Because this is just an estimation, the actual power usage and carbon emission should probably differ depending on the actual usage of the resource (CPU %), and actual grid energy mix (could be weather dependent), ... But that should be enough to make decisions about the choice of provider/region, instance type...

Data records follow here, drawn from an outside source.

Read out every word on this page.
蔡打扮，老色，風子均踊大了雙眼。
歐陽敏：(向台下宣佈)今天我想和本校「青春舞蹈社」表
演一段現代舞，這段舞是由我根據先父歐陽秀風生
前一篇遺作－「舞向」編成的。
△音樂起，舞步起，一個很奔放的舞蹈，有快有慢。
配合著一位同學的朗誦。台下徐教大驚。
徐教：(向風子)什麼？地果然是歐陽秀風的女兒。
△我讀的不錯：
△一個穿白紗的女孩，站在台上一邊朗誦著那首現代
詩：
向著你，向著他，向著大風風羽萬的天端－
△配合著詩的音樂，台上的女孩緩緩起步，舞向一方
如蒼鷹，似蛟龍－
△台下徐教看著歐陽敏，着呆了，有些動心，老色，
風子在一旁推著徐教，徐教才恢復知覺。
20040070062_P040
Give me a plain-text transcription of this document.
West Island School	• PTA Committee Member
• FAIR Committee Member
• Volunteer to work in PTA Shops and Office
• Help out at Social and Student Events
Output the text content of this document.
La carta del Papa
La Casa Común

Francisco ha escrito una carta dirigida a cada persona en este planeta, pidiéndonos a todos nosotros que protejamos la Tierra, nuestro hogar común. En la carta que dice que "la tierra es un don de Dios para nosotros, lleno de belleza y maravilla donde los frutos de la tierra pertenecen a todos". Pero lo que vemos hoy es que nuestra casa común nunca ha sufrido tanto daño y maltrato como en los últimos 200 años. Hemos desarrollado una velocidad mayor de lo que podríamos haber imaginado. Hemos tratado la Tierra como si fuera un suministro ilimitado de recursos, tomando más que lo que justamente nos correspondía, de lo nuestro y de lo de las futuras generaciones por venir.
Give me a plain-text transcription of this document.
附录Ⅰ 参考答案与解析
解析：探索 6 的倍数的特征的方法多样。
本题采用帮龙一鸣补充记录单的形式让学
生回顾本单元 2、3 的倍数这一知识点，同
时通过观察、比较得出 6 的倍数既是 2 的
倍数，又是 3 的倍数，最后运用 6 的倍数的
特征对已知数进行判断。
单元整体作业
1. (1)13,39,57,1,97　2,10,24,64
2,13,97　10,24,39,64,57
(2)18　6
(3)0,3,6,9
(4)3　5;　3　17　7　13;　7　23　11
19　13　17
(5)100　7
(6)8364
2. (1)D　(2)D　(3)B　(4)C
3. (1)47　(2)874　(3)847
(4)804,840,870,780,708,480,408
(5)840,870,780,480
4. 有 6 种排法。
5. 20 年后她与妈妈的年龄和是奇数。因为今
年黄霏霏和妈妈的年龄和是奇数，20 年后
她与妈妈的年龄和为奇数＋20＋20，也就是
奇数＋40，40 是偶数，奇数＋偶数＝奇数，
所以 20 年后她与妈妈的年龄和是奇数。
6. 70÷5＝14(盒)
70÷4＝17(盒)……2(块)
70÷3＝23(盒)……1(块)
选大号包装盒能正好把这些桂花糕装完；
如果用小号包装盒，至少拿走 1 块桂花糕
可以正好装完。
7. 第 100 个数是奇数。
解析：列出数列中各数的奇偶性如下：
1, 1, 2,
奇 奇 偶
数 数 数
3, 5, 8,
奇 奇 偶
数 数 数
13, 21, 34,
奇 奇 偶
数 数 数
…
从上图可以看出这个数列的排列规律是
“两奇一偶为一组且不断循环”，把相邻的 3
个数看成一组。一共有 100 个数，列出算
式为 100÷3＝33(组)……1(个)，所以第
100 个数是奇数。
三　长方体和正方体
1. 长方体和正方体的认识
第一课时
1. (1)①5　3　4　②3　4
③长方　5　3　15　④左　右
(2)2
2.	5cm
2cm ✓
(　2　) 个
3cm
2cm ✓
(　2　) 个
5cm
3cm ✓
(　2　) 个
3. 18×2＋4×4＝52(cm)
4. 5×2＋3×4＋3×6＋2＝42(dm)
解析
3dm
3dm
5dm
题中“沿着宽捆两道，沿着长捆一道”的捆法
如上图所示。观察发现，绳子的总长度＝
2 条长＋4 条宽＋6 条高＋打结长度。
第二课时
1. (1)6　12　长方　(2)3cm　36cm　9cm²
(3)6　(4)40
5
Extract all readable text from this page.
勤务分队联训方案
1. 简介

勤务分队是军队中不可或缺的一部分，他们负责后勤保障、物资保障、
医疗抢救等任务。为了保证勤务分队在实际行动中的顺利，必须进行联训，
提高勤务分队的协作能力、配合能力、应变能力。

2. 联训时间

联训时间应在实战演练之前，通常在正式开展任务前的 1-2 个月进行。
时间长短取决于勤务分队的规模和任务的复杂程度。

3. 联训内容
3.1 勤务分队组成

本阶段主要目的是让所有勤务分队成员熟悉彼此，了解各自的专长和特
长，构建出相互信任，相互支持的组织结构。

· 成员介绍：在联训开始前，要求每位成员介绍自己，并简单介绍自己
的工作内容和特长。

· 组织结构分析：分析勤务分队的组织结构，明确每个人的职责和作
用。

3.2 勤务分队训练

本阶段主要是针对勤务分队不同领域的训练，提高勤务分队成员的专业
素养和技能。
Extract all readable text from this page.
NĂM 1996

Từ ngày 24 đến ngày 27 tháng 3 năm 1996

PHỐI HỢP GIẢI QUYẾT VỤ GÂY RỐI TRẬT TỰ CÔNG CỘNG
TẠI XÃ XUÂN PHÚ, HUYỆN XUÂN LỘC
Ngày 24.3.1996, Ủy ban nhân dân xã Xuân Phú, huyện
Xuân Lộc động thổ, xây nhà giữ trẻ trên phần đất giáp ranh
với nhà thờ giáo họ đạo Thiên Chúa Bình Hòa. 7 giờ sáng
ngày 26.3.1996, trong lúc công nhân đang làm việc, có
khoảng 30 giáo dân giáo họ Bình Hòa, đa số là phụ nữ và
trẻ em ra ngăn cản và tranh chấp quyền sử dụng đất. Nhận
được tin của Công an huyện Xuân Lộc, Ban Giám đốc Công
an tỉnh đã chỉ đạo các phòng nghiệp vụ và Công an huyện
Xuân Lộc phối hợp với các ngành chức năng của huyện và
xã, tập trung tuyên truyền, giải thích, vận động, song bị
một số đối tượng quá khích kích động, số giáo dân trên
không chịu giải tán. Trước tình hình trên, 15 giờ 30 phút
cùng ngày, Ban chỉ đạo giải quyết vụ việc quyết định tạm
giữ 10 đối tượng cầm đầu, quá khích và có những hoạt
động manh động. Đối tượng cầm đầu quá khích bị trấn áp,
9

See the Scope document for more details.

Usage

carbonifer plan [target]

  • target can be
    • a terraform project folder
    • a terraform plan file (json or raw)
    • default: the current folder

Prerequisites

  • Terraform :
    • Carbonifer uses Terraform:
      • terrafom executable available in $PATH
      • if not existing, it installs it in a temp folder (.carbonifer)
    • versions supported
  • Cloud provider credentials (optional):
    • if not provided, if terraform does not need it, it won't fail
    • if terraform needs it (to read disk image info...), it will get credentials the same way terraform gets its credentials

Configuration

Yaml key CLI flag Default Description
unit.time h Time unit: h (hour), m (month), y (year)
unit.power w Power unit: W (watt) or kW
unit.carbon g Carbon emission in g (gram) or kg
out.format -f <format> --format=<format> text text or json
out.file -o <filename> --output=<filename> file to write report to. Default is standard output.
data.path <arg> path of carbonifer data files (coefficents...). Default uses embedded files in binary
avg_cpu_use 0.5 planned average percentage of CPU used
log warn level of logs info, debug, warn, error

Extending Carbonifer

In order to add support for a new terraform resource type, there is a mapping mechanism where we can declare JQ filters to query the Terraform file and extract the necessary information.